In the challenge currently pending before the U.S. Supreme Court, Hill's lawyers have cited a ruling that court issued in May that knocked down a Florida law. The high court said defendants should have a fair opportunity to show the Constitution prohibits their execution. Hill's lawyers say that ruling should also invalidate Georgia's tough burden of proof.

Hill was previously set to die in July 2012, February 2013 and July 2013, but courts stepped in at the last minute with temporary stays so they would have time to consider challenges filed by Hill's lawyers. The July 2012 and July 2013 challenges each effectively halted executions in Georgia while they were pending, for about six months and 10 months, respectively.

Days before he was to be executed in February 2013, Hill's lawyers submitted new statements from the three doctors who had examined Hill in 2000 and testified at his trial that he was not intellectually disabled. In their new statements, the doctors wrote that they had been rushed at the time of Hill's trial and new scientific developments had surfaced since then. All three reviewed facts and documents in the case and wrote that they believed Hill is intellectually disabled.

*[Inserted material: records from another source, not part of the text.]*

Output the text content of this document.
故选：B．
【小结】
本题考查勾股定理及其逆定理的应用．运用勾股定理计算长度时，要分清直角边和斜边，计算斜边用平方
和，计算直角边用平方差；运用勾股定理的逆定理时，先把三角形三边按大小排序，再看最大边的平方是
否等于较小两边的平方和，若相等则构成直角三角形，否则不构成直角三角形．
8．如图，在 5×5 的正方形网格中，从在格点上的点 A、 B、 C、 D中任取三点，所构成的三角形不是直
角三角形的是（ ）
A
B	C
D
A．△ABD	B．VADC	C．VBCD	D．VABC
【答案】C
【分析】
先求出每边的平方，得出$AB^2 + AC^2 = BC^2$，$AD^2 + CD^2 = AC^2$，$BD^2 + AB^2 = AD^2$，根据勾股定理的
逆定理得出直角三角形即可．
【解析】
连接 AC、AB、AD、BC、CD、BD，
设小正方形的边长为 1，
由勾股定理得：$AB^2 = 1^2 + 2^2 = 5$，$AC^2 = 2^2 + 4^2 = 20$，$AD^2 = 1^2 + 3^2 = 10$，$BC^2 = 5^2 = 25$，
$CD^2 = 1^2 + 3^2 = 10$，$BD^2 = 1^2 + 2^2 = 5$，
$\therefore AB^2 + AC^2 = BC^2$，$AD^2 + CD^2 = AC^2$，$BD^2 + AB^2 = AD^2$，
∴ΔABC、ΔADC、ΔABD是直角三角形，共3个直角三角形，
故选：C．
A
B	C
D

Included with the clemency application Hill's lawyers submitted to the parole board were letters from former President Jimmy Carter and his wife and groups that advocate for those with disabilities. In their letter dated Jan. 21, the Carters cited the fact that Georgia was the first state, in 1988, to outlaw the execution of the mentally disabled.

"In light of the undisputed evidence that Mr. Hill is more likely than not 'mentally retarded,' his execution would undermine the State of Georgia's historic leadership in promoting the rights of the developmentally challenged," Jimmy and Rosalynn Carter wrote.